I don't think of this book as a "how to." What has stayed with me is the memory of that encouraging friend. Though in looking back to refresh my memory, I see that there are steps and suggestions for good writing—focus on the big idea, make an outline, etc. The most powerful exercise follows a description of who we write for—ourselves, of course. It was a powerful exercise in that I honored all the cute and quirky parts of myself. The "me" I write for, I discovered, is the me who calls a writing circle, once the candle is lit, the realm of the sacred. The me who laughs at the same jokes I told in eighth grade. The me who has an insatiable desire not just for reading but for the physical books themselves. I write for the me who still has her fourth-grade composition book. You get the idea. Other women in one of the writing circles I facilitate did the same exercise, and we were able to see one another in a revealing, touching and affirming way.

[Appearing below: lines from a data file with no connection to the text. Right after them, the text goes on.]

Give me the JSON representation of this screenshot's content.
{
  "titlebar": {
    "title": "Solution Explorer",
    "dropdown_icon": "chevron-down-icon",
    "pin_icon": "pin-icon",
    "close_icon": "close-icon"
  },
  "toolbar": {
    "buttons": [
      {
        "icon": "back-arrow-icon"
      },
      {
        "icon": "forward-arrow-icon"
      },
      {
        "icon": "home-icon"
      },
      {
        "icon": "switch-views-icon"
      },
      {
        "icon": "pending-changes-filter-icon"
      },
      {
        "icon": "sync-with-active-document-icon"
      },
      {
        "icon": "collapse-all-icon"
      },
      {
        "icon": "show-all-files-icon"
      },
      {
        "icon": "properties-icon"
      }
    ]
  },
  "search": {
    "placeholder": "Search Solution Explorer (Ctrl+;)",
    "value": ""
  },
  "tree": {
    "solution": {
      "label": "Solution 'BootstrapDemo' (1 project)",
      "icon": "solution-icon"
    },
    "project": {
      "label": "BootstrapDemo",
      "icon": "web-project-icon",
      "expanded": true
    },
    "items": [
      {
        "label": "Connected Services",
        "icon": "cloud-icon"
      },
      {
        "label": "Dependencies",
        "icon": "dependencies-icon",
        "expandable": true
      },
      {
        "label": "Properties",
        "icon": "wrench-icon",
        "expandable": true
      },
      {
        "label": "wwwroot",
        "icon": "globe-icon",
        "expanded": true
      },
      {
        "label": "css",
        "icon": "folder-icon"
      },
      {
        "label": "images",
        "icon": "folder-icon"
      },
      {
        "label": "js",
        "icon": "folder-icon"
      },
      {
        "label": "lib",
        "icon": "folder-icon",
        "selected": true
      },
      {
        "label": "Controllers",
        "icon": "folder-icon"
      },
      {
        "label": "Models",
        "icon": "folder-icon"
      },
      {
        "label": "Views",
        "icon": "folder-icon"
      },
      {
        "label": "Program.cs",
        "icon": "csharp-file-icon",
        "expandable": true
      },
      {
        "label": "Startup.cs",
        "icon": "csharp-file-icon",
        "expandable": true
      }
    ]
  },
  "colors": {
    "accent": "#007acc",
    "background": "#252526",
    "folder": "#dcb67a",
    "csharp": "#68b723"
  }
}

The author quotes famous writers who found healing in writing, including Anne Tyler and Frank McCourt. Most of the quotes, though, are the thoughts of participants in Weldon's workshops. They illustrate that writing is accessible to all, and anyone who writes can heal from the process.

Weldon has written a personal memoir titled I Closed My Eyes. She also is an essayist, journalist, and lecturer at her alma mater, the Medill School of Journalism at Northwestern University. Living in the Chicago area with her three sons, she serves on the board of directors of Sarah's Inn, a domestic violence services agency in Oak Park, Illinois.

I leave you with the words of Weldon, my encouraging friend: "Your story is important. By writing it down and committing your truth to paper, you have honored your life, your truth, and who you are in the world."